Ohne auf den Gleichwertigkeitscheck des Bundes warten zu müssen, könnte die Verwaltung mit dem eigenen Modell der räumlichen Gerechtigkeit objektiv(er) Aussagen treffen über den status quo, relativen und absoluten Erneuerungsbedarf und den erreichten Stand ex post.

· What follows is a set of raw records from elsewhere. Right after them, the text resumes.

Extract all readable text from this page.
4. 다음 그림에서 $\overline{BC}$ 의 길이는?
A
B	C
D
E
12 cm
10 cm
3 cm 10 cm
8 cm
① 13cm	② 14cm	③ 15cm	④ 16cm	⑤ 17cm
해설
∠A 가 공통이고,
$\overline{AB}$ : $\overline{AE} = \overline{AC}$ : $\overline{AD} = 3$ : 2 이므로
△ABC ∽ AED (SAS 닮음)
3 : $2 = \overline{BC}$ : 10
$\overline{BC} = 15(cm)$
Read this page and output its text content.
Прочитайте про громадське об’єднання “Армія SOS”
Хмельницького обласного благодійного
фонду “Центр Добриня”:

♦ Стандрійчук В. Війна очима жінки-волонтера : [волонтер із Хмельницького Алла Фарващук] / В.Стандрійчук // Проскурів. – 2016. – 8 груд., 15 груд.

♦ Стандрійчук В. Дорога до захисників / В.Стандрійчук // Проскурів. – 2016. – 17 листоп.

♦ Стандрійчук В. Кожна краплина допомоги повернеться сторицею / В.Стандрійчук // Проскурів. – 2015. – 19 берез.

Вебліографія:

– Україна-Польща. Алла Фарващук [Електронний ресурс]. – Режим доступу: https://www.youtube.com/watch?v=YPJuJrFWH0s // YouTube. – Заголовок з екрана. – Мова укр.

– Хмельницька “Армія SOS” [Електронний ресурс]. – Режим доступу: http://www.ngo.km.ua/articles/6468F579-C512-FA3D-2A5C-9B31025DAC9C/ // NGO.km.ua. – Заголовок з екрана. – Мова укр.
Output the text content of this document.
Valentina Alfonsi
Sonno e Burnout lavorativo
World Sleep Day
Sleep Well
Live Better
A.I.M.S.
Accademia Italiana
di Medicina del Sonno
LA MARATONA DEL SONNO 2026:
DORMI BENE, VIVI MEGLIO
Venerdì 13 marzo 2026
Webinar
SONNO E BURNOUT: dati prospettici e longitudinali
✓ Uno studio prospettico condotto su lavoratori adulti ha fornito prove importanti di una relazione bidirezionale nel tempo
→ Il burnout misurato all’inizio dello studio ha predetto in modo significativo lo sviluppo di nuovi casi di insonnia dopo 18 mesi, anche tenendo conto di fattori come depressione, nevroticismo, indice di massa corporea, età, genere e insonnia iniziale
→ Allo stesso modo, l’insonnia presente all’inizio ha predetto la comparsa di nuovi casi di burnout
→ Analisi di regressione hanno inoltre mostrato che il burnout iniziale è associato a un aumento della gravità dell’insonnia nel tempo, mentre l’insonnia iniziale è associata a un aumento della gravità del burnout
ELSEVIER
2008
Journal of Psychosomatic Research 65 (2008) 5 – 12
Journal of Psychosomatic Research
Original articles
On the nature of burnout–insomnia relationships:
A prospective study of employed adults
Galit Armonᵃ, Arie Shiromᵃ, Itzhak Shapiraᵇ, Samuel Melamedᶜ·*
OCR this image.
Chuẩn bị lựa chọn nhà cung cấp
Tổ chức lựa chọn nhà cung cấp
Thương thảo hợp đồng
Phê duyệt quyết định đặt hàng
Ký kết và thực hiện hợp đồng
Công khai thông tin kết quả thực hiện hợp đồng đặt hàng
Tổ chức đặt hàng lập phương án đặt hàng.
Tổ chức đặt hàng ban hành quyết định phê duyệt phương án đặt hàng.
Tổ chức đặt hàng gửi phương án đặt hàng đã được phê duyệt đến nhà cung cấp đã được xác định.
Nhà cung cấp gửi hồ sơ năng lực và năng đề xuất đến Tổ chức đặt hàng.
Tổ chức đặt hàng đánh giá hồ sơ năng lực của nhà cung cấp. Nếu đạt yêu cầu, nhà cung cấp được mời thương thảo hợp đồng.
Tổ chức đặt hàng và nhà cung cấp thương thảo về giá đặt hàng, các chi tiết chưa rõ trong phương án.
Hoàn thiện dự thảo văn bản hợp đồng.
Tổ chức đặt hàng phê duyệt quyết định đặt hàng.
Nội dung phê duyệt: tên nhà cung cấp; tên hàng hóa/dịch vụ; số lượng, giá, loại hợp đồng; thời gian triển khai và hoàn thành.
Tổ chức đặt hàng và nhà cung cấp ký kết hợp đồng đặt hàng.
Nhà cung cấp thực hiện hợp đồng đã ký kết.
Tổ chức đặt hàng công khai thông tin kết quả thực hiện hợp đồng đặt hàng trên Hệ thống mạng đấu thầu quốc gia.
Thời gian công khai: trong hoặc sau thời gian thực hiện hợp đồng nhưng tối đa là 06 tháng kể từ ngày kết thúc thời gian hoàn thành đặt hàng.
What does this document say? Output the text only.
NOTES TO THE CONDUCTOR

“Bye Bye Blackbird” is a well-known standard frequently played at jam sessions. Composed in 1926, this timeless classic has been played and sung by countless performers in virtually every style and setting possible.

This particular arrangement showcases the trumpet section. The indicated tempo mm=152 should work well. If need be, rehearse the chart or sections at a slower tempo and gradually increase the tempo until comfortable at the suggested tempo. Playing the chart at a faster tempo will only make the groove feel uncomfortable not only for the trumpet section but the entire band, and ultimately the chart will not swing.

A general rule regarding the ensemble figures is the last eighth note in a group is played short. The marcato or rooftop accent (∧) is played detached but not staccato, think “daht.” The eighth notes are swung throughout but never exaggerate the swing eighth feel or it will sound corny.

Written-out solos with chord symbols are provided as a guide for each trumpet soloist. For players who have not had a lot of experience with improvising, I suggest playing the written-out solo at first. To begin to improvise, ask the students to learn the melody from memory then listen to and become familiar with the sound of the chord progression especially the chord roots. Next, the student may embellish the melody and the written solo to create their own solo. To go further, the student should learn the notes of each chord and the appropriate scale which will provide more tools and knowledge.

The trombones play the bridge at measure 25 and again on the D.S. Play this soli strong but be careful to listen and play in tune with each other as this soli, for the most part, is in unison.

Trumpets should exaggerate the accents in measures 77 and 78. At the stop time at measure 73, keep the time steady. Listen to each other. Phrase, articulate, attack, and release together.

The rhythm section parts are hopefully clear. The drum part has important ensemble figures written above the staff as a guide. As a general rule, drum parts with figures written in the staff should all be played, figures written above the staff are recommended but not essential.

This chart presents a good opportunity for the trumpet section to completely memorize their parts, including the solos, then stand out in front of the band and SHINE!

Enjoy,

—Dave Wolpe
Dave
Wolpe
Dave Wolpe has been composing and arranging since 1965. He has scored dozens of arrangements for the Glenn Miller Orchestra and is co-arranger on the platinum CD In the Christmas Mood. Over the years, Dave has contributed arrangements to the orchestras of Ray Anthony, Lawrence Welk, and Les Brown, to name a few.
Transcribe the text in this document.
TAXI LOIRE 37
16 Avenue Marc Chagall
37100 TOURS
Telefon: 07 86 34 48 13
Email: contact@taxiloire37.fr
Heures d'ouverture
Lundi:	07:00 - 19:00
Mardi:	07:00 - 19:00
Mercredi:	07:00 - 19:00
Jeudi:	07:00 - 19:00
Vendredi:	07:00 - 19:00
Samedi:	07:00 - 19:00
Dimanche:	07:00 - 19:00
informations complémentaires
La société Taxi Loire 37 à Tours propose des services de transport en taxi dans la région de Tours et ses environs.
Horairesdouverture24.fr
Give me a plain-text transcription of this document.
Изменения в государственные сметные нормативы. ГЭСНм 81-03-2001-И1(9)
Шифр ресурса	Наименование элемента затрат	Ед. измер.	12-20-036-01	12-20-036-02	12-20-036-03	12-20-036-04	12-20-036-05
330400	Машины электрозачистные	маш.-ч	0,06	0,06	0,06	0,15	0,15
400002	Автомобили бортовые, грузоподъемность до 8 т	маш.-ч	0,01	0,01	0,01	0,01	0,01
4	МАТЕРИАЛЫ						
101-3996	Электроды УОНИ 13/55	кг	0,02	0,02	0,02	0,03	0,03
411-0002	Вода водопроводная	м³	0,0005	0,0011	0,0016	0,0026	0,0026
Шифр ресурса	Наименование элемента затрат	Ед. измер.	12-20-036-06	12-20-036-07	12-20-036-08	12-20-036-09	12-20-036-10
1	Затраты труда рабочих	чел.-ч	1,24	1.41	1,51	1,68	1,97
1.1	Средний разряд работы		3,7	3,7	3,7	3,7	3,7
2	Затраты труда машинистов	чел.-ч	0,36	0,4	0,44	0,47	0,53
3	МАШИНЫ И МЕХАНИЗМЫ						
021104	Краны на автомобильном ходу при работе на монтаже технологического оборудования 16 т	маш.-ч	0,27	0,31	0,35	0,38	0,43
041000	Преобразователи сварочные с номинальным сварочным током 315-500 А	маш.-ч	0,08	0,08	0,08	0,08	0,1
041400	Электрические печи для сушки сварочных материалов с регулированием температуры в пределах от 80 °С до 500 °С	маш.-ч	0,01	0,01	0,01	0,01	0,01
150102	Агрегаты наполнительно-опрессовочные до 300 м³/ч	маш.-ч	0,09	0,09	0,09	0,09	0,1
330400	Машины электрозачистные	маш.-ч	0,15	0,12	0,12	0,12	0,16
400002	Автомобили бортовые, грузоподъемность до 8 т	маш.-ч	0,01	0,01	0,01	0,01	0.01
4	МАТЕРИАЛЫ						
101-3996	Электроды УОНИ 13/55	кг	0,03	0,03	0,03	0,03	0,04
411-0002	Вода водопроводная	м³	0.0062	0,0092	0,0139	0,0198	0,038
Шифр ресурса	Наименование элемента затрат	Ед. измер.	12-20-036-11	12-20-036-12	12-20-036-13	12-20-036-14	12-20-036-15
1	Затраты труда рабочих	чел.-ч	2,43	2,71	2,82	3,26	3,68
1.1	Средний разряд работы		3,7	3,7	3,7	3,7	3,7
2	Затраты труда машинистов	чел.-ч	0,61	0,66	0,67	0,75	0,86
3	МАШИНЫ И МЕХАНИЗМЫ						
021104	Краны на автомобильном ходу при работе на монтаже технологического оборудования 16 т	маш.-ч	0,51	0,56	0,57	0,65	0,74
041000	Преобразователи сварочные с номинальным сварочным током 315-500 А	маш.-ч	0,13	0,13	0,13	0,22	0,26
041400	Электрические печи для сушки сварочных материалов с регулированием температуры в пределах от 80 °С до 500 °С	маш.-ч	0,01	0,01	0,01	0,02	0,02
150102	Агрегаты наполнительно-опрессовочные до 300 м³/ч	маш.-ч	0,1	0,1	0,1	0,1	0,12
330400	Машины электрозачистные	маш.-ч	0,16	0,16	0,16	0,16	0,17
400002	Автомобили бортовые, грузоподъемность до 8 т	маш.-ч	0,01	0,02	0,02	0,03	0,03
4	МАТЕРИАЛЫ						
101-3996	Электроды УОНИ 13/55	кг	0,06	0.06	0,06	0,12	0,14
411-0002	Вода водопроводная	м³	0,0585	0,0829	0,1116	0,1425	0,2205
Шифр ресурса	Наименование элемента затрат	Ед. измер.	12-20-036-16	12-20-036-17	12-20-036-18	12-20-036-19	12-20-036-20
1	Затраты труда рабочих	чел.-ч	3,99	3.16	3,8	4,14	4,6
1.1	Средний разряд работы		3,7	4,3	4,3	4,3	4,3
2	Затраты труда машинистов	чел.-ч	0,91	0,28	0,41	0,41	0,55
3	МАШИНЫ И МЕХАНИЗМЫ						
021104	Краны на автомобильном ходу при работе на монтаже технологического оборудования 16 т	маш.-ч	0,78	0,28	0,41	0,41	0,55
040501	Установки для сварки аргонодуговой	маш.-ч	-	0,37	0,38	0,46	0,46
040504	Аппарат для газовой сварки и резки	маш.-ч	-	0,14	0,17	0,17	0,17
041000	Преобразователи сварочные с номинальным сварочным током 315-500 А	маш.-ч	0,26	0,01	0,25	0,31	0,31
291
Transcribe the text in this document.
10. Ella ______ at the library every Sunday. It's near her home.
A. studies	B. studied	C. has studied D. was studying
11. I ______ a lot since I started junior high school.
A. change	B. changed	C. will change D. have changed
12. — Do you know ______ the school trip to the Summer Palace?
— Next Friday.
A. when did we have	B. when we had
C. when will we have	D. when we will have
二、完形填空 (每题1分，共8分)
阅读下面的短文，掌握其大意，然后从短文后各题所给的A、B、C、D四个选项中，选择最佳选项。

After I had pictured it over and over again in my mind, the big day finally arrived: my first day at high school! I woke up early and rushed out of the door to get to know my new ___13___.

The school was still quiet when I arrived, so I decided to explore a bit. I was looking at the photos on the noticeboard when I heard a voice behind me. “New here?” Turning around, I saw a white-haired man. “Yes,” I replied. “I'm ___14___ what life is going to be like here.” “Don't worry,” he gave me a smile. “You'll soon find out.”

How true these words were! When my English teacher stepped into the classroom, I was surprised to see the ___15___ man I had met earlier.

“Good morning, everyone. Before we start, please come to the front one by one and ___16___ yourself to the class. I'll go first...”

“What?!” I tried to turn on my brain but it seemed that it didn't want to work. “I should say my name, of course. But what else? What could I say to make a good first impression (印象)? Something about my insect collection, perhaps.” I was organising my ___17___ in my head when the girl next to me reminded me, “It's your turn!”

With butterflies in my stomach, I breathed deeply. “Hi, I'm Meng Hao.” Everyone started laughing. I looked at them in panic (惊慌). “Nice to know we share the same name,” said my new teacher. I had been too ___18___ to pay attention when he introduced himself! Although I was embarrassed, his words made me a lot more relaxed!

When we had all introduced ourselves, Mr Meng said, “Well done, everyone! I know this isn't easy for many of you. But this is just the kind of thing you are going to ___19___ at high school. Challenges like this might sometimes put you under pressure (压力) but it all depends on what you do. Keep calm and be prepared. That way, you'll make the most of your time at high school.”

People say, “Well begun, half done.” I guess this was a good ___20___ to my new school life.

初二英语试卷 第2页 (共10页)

Daneben wünsche ich der Dorferneuerung, dass sie weiterhin unbehelligt von Res-sortstreit oder Neid (siehe frühere Zeiten) mit vielen Partnern – darunter auch jenen vom Wettbewerb „Unser Dorf hat Zukunft“ oder der Landesentwicklung – ihre wichtige Tätigkeit fortführen kann und dabei tatsächlich nicht als billiger und schneller Geldgeber betrachtet wird, sondern als echte grundlegende und auf den Grund gehende Struktur- und Entwicklungsmaßnahme zur Erreichung möglichst gleichwertiger Lebensbedingungen. Denn das ist das alles überragende Ziel. Dies erfordert viel geistige, planerische und kommunikative (Überzeugungs)Arbeit und eine hervorragende Aus- und Fortbildung!
Ich meine also, dass die Dorferneuerung ihre Beratungsarbeit für Gemeinden, Bauherren, Unternehmer und Bürger intensivieren können sollte. Die Abschaffung der Ortsplanungsstellen im Stoiberschen Reformrausch und die ständigen Änderungen der Bauordnung haben tiefe Krater gerissen in die Planungsqualität der ländlichen Gemeinden. Sie zeigen sich in der Verschlechterung oder Trivialisierung der ländlichen Baukultur sowie in der Verhässlichung der Landschaften.
Die Verwaltung für Ländliche Entwicklung sollte in diese Lücke springen und mithel-fen, das vom ersten bayerischen Dorferneuerungsminister Hans Eisenmann ausgegebene Ziel „Das bewährte Alte erhalten, das gute Neue schaffen“ umzusetzen. Ich bin ganz sicher, dass seine heutige Nachfolgerin Michaela Kaniber dieselbe Sensibi-lität hat und dass sie bei der Aufgabe, gleichwertige Lebensbedingungen auch auf dem Land zu schaffen, an die Bewahrung der Schönheit bayerischer Dörfer und von Bauern gepflegten Landschaften denkt.
Es kann sein, dass infolge der Corona Pandemie wieder mehr Familien auf das Land ziehen und dort arbeiten, wohnen und bauen wollen. Auch vor diesem Hintergrund ist mein letzter Wunsch: damit die Verwaltung ihrem Auftrag im Dienste der bayerischen Gemeinden, Bürger und Bauern noch effektiver nachkommen kann, braucht sie dringend mehr Personal! Denn Beratung ohne Personal bleibt ansonsten eine Fata Morgana!